Pubblicato il 20 agosto 2026 alle ore 18:41

Queste fonti analizzano il riscaldamento accelerato del Mar Mediterraneo, che negli ultimi venticinque anni ha registrato un aumento termico superiore a 1°C, superando del 20% la media globale. I dati scientifici evidenziano non solo l'innalzamento delle temperature superficiali, ma anche un accumulo di calore negli strati profondi fino a 800 metri, con gravi ripercussioni sulla biodiversità e l'insediamento di specie aliene invasive. Tale fenomeno, definito tropicalizzazione, altera gli equilibri ecologici e intensifica la frequenza di eventi meteorologici estremi e ondate di calore marine.

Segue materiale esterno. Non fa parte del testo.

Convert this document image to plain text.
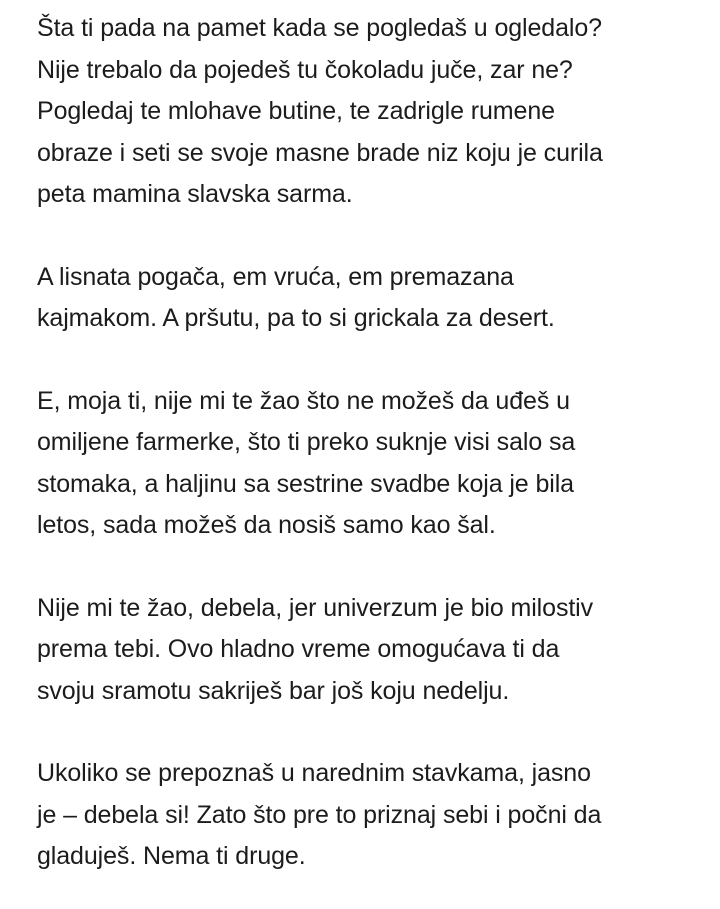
Šta ti pada na pamet kada se pogledaš u ogledalo?
Nije trebalo da pojedeš tu čokoladu juče, zar ne?
Pogledaj te mlohave butine, te zadrigle rumene
obraze i seti se svoje masne brade niz koju je curila
peta mamina slavska sarma.
A lisnata pogača, em vruća, em premazana
kajmakom. A pršutu, pa to si grickala za desert.
E, moja ti, nije mi te žao što ne možeš da uđeš u
omiljene farmerke, što ti preko suknje visi salo sa
stomaka, a haljinu sa sestrine svadbe koja je bila
letos, sada možeš da nosiš samo kao šal.
Nije mi te žao, debela, jer univerzum je bio milostiv
prema tebi. Ovo hladno vreme omogućava ti da
svoju sramotu sakriješ bar još koju nedelju.
Ukoliko se prepoznaš u narednim stavkama, jasno
je – debela si! Zato što pre to priznaj sebi i počni da
gladuješ. Nema ti druge.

Parallelamente, i documenti esaminano strategie di adattamento urbano per rendere le città più resilienti di fronte alla crisi climatica. Vengono proposte soluzioni basate sulla natura, come tetti verdi e barriere vegetali, insieme a tecniche di raffrescamento passivo e materiali riflettenti per mitigare l'effetto isola di calore. L'obiettivo finale è integrare il monitoraggio ambientale con interventi edilizi sostenibili per proteggere la salute pubblica e gli ecosistemi costieri.